Client-server is the basic Ice mode of use. Given an interface definition as in the previous section, very little application-specific code is required, as can be seen from the following code summaries.
#include <math.h>
#include <Ice/Ice.h>
#include <MessagesI.h>
using namespace std;
using namespace CODAC;
class Client : public Ice::Application
{
public:
virtual int run(int, char*[]);
};
int
Client::run(int argc, char* argv[])
{
// declarations (application)
......
// initialize client (Ice calls)
......
// create message buffer (application)
......
// send messages (application)
for (int m = 0; m < messageCount; m++) {
// set message data
......
// call MessagesI member function on server
//oneway->publishDataMessageOneWay(message);
result = twoway->publishDataMessageTwoWay(message);
// record timing
......
}
// report results (application)
......
return EXIT_SUCCESS;
}
int
main(int argc, char* argv[])
{
Client app;
return app.main(argc, argv, "config.client");
}
#include <MessagesI.h>
#include <Ice/Application.h>
using namespace std;
class Server : public Ice::Application
{
public:
virtual int run(int, char*[]);
};
int
Server::run(int argc, char* argv[])
{
// activate server and enter message processing loop (Ice calls)
// call MessagesI member function when a message arrives
......
// exit on subscriber shutdown (Ice calls)
return EXIT_SUCCESS;
}
int
main(int argc, char* argv[])
{
Server app;
return app.main(argc, argv, "config.server");
}
These extracts from the configuration files show how the communication transport and endpoints are defined.
Client:
Messages.Proxy=messages:tcp -h 192.168.1.41 -p 10000
Server:
Messages.Endpoints=tcp 192.168.1.41 -p 10000
The tests were run on bigbeast and storm08 by simply doing:
bigbeast: ./server storm08: ./clientDifferent message sizes were configured by changing constants in MessagesI.h, and oneway or twoway transmission selected by editing Client.cpp, followed by recompilation.
With oneway transmission the message is sent and no return value expected; with twoway, a value is returned by the server to the client.

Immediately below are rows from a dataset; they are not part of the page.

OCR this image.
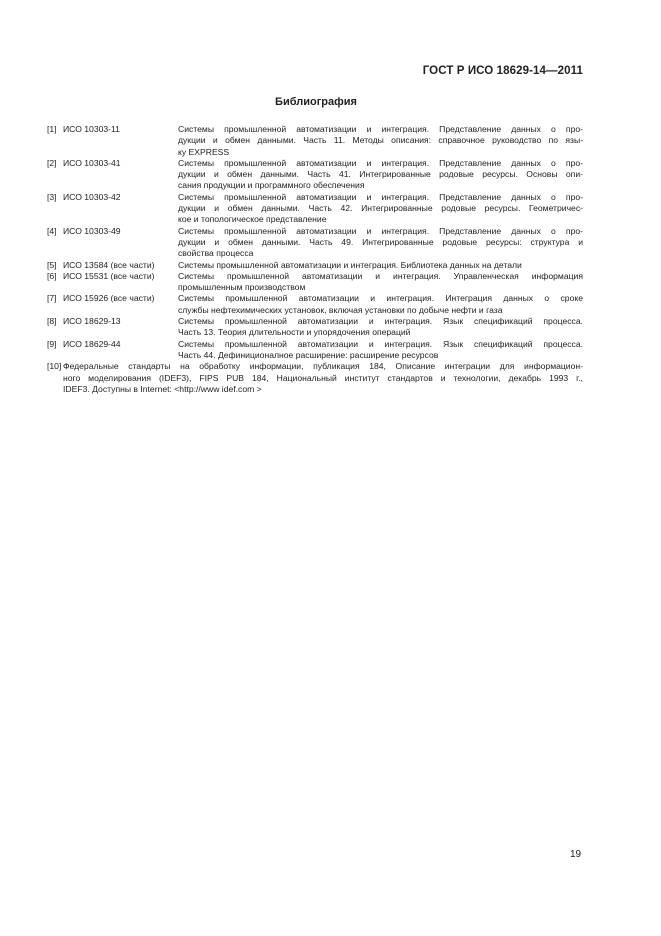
ГОСТ Р ИСО 18629-14—2011
Библиография
[1] ИСО 10303-11	Системы промышленной автоматизации и интеграция. Представление данных о про-
дукции и обмен данными. Часть 11. Методы описания: справочное руководство по язы-
ку EXPRESS
[2] ИСО 10303-41	Системы промышленной автоматизации и интеграция. Представление данных о про-
дукции и обмен данными. Часть 41. Интегрированные родовые ресурсы. Основы опи-
сания продукции и программного обеспечения
[3] ИСО 10303-42	Системы промышленной автоматизации и интеграция. Представление данных о про-
дукции и обмен данными. Часть 42. Интегрированные родовые ресурсы. Геометричес-
кое и топологическое представление
[4] ИСО 10303-49	Системы промышленной автоматизации и интеграция. Представление данных о про-
дукции и обмен данными. Часть 49. Интегрированные родовые ресурсы: структура и
свойства процесса
[5] ИСО 13584 (все части)	Системы промышленной автоматизации и интеграция. Библиотека данных на детали
[6] ИСО 15531 (все части)	Системы промышленной автоматизации и интеграция. Управленческая информация
промышленным производством
[7] ИСО 15926 (все части)	Системы промышленной автоматизации и интеграция. Интеграция данных о сроке
службы нефтехимических установок, включая установки по добыче нефти и газа
[8] ИСО 18629-13	Системы промышленной автоматизации и интеграция. Язык спецификаций процесса.
Часть 13. Теория длительности и упорядочения операций
[9] ИСО 18629-44	Системы промышленной автоматизации и интеграция. Язык спецификаций процесса.
Часть 44. Дефиниционалное расширение: расширение ресурсов
[10] Федеральные стандарты на обработку информации, публикация 184, Описание интеграции для информацион-
ного моделирования (IDEF3), FIPS PUB 184, Национальный институт стандартов и технологии, декабрь 1993 г.,
IDEF3. Доступны в Internet: <http://www idef.com >
19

Results varied from run to run; representative results are given here. Little difference was seen between results when the Linux OS on bigbeast was compiled as 32-bit or as 64-bit (only 2 comparisons were done, and taken as indicative). With a message size of 10kB or 100kB, throughput for oneway calls approached or achieved the maximum possible over a single Gigabit Ethernet connection. Twoway calls with a message size of 10kB are comparatively expensive. Test duration was several minutes, with the client sending messages in a continuous loop. Time measurements were made using the client's high resolution cpu timer. 1MB = 1.0e6 bytes.
| message type | message size (MB) | cycle time av (ms) | throughput av (MB/s) |
|---|---|---|---|
| oneway | 0.01 | 0.085 | 117 |
| 0.1 | 0.85 | 117 | |
| 1.0 | 11.8 | 85 | |
| 10.0 | 126 | 80 | |
| twoway | 0.01 | 0.37 | 27 |
| 0.1 | 1.57 | 64 | |
| 1.0 | 14.2 | 70 | |
| 10.0 | 145 | 69 |
| message type | message size (MB) | cycle time av (ms) | throughput av (MB/s) |
|---|---|---|---|
| oneway | 0.01 | 0.088 | 114 |
| 0.1 | 0.91 | 110 | |
| 1.0 | 10.5 | 95 | |
| 10.0 | 120 | 83 | |
| twoway | 0.01 | 0.35 | 28 |
| 0.1 | 1.45 | 69 | |
| 1.0 | 13.3 | 75 | |
| 10.0 | 141 | 71 |
| message type | message size (MB) | cycle time av (ms) | throughput av (MB/s) |
|---|---|---|---|
| oneway | 0.01 | 0.086 | 116 |
| 0.1 | 0.85 | 117 | |
| 1.0 | 10.6 | 94 | |
| 10.0 | 130 | 77 | |
| twoway | 0.01 | 0.38 | 27 |
| 0.1 | 1.8 | 55 | |
| 1.0 | 15.1 | 66 | |
| 10.0 | 163 | 61 |